Почувствовав, как руки его увлажнились слезами обожаемой им женщины, Альфонс содрогнулся и, желая заглушить... подавить порыв благородной чувствительности, которому он чуть было не поддался, принялся мерить шагами комнату, а затем, уподобившись безумцу, захлопнувшему дверь своей души перед любовью и состраданием, он грубо схватил жену и закричал:
— Следуйте за мной, сударыня! И не смейте более злоупотреблять моим доверием! Я не желаю слушать вашу ложь!
С этими словами он распахнул дверь комнаты, откуда лестница вела наверх, в башню.
— За мной, говорю я вам, за мной! Я отведу вас в каморку, которая подходит вам гораздо больше, чем апартаменты маркизы де Ганж. Супруга, уличенная в измене, не смеет оставаться в жилище честной женщины, ей надлежит жить в такой же грязи, в какой она вымарала свое честное имя, в том же сумраке, в который она ввергла сердце своего супруга.
От столь неожиданной и незаслуженной жестокости у Эфразии даже слезы высыхают; покоряясь супругу, она хочет взять с собой кое-какие вещи и одежду, но маркиз запрещает ей.
— Вы получите все, что вам будет необходимо для существования в башне, — мрачно заявляет он ей. — Можете не беспокоиться, сударыня, с вами будут обращаться с подобающей вежливостью, хотя вы этого и не заслуживаете.
Подчинившись, она следует за супругом, но, проходя мимо кровати, не выдерживает и срывает висящий над ней портрет Альфонса.
— Полагаю, эту вещь вы у меня не отберете? — умоляющим тоном произносит она.
— Оставьте этот портрет, сударыня, — отвечает Альфонс и, желая отобрать портрет, с силой пытается вырвать его у нее из рук. — Вы предали того, кто изображен на нем, а потому недостойны далее владеть им.

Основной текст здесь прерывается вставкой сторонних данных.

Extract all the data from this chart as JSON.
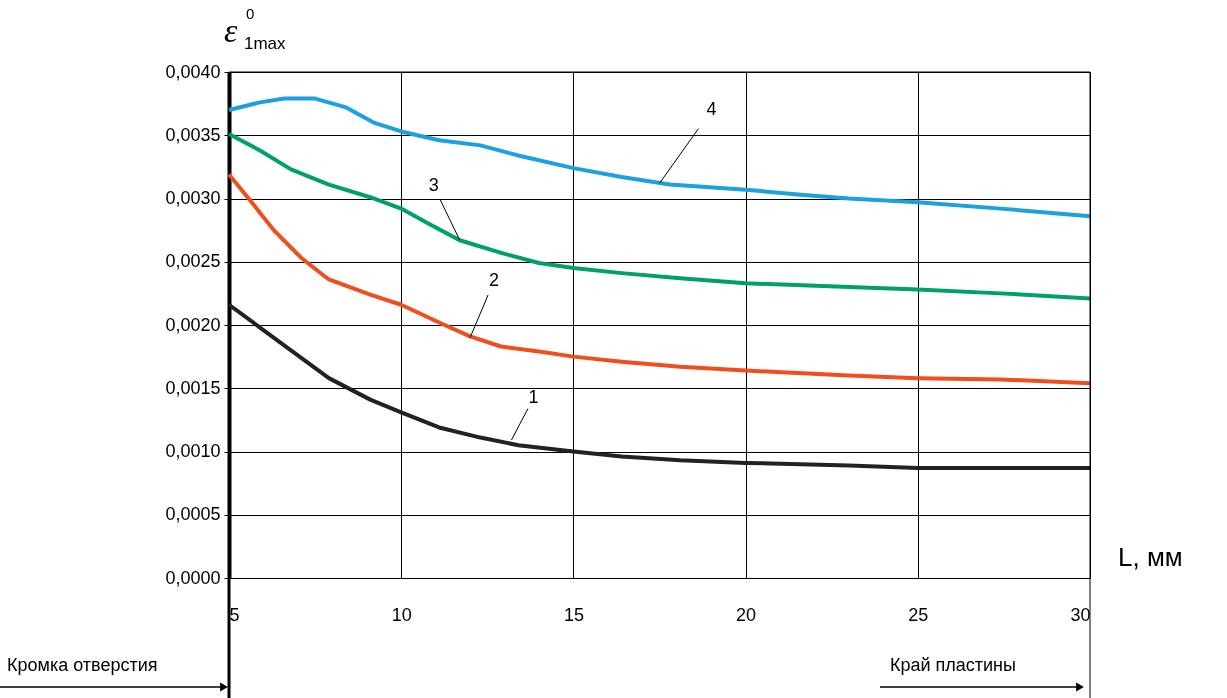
{
  "chart_data": {
    "type": "line",
    "xlabel": "L, мм",
    "ylabel": "ε$^{0}$$_{1max}$",
    "xlim": [
      5,
      30
    ],
    "xticks": [
      5,
      10,
      15,
      20,
      25,
      30
    ],
    "ylim": [
      0,
      0.004
    ],
    "yticks": [
      {
        "value": 0,
        "label": "0,0000"
      },
      {
        "value": 0.0005,
        "label": "0,0005"
      },
      {
        "value": 0.001,
        "label": "0,0010"
      },
      {
        "value": 0.0015,
        "label": "0,0015"
      },
      {
        "value": 0.002,
        "label": "0,0020"
      },
      {
        "value": 0.0025,
        "label": "0,0025"
      },
      {
        "value": 0.003,
        "label": "0,0030"
      },
      {
        "value": 0.0035,
        "label": "0,0035"
      },
      {
        "value": 0.004,
        "label": "0,0040"
      }
    ],
    "grid": true,
    "line_style": "solid",
    "marker": "none",
    "series": [
      {
        "color": "#222222",
        "x": [
          5,
          5.9,
          6.8,
          7.9,
          9.1,
          10,
          11.1,
          12.3,
          13.4,
          15,
          16.4,
          18.1,
          20,
          23,
          25,
          27.4,
          30
        ],
        "values": [
          0.00216,
          0.00198,
          0.0018,
          0.00158,
          0.00141,
          0.00131,
          0.00119,
          0.00111,
          0.00105,
          0.001,
          0.00096,
          0.00093,
          0.00091,
          0.00089,
          0.00087,
          0.00087,
          0.00087
        ]
      },
      {
        "color": "#f04e1e",
        "x": [
          5,
          5.6,
          6.3,
          7.1,
          7.9,
          9.1,
          10,
          11.1,
          12,
          12.9,
          14,
          15,
          16.4,
          18.1,
          20,
          23,
          25,
          27.4,
          30
        ],
        "values": [
          0.00319,
          0.00299,
          0.00275,
          0.00253,
          0.00236,
          0.00224,
          0.00216,
          0.00202,
          0.00191,
          0.00183,
          0.00179,
          0.00175,
          0.00171,
          0.00167,
          0.00164,
          0.0016,
          0.00158,
          0.00157,
          0.00154
        ]
      },
      {
        "color": "#00a06a",
        "x": [
          5,
          5.9,
          6.8,
          7.9,
          9.1,
          10,
          10.8,
          11.7,
          12.9,
          14,
          15,
          16.4,
          18.1,
          20,
          23,
          25,
          27.4,
          30
        ],
        "values": [
          0.00351,
          0.00338,
          0.00323,
          0.00311,
          0.00301,
          0.00292,
          0.0028,
          0.00267,
          0.00257,
          0.00249,
          0.00245,
          0.00241,
          0.00237,
          0.00233,
          0.0023,
          0.00228,
          0.00225,
          0.00221
        ]
      },
      {
        "color": "#1ba1dd",
        "x": [
          5,
          5.9,
          6.6,
          7.5,
          8.4,
          9.2,
          10,
          11.1,
          12.3,
          13.4,
          15,
          16.4,
          17.8,
          20,
          21.6,
          23,
          25,
          27.4,
          30
        ],
        "values": [
          0.0037,
          0.00376,
          0.00379,
          0.00379,
          0.00372,
          0.0036,
          0.00353,
          0.00346,
          0.00342,
          0.00334,
          0.00324,
          0.00317,
          0.00311,
          0.00307,
          0.00303,
          0.003,
          0.00297,
          0.00292,
          0.00286
        ]
      }
    ],
    "annotations": [
      {
        "text": "1",
        "x": 13.2,
        "y": 0.00109
      },
      {
        "text": "2",
        "x": 12,
        "y": 0.0019
      },
      {
        "text": "3",
        "x": 11.7,
        "y": 0.00267
      },
      {
        "text": "4",
        "x": 17.5,
        "y": 0.00312
      },
      "Кромка отверстия",
      "Край пластины"
    ]
  }
}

— Нет, нет, я не предавала его, и я не отдам его портрет, — бросает в ответ несчастная, прижимая картину к сердцу. — Он станет мне утешением в том пристанище, куда вы меня отведете, он выслушает меня и поверит в мою невиновность, ибо он более справедлив, чем вы.
А так как Альфонс не унимается, полотцо рвется и падает на землю. Словно обезумевшая мать, у которой забирают ребенка, несчастная маркиза устремляется к картине, поднимает ее и, крепко прижав к груди, следует за супругом.
Каморка, где заперли г-жу де Ганж, находилась над хранилищем архивов; круглое, как сама башня, помещение имело всего одно окошечко — под самым потолком; оно было забрано железной решеткой, сквозь которую в сумрачное помещение с трудом пробивались редкие лучи солнца. А ведь ни одно живое существо не вправе лишать света солнца себе подобного! Столик, два шатких стула и привинченная к стене железная койка с двумя жидкими матрасами — вот и вся мебель, которой пришлось обходиться несчастной женщине, привыкшей к роскоши и изобилию.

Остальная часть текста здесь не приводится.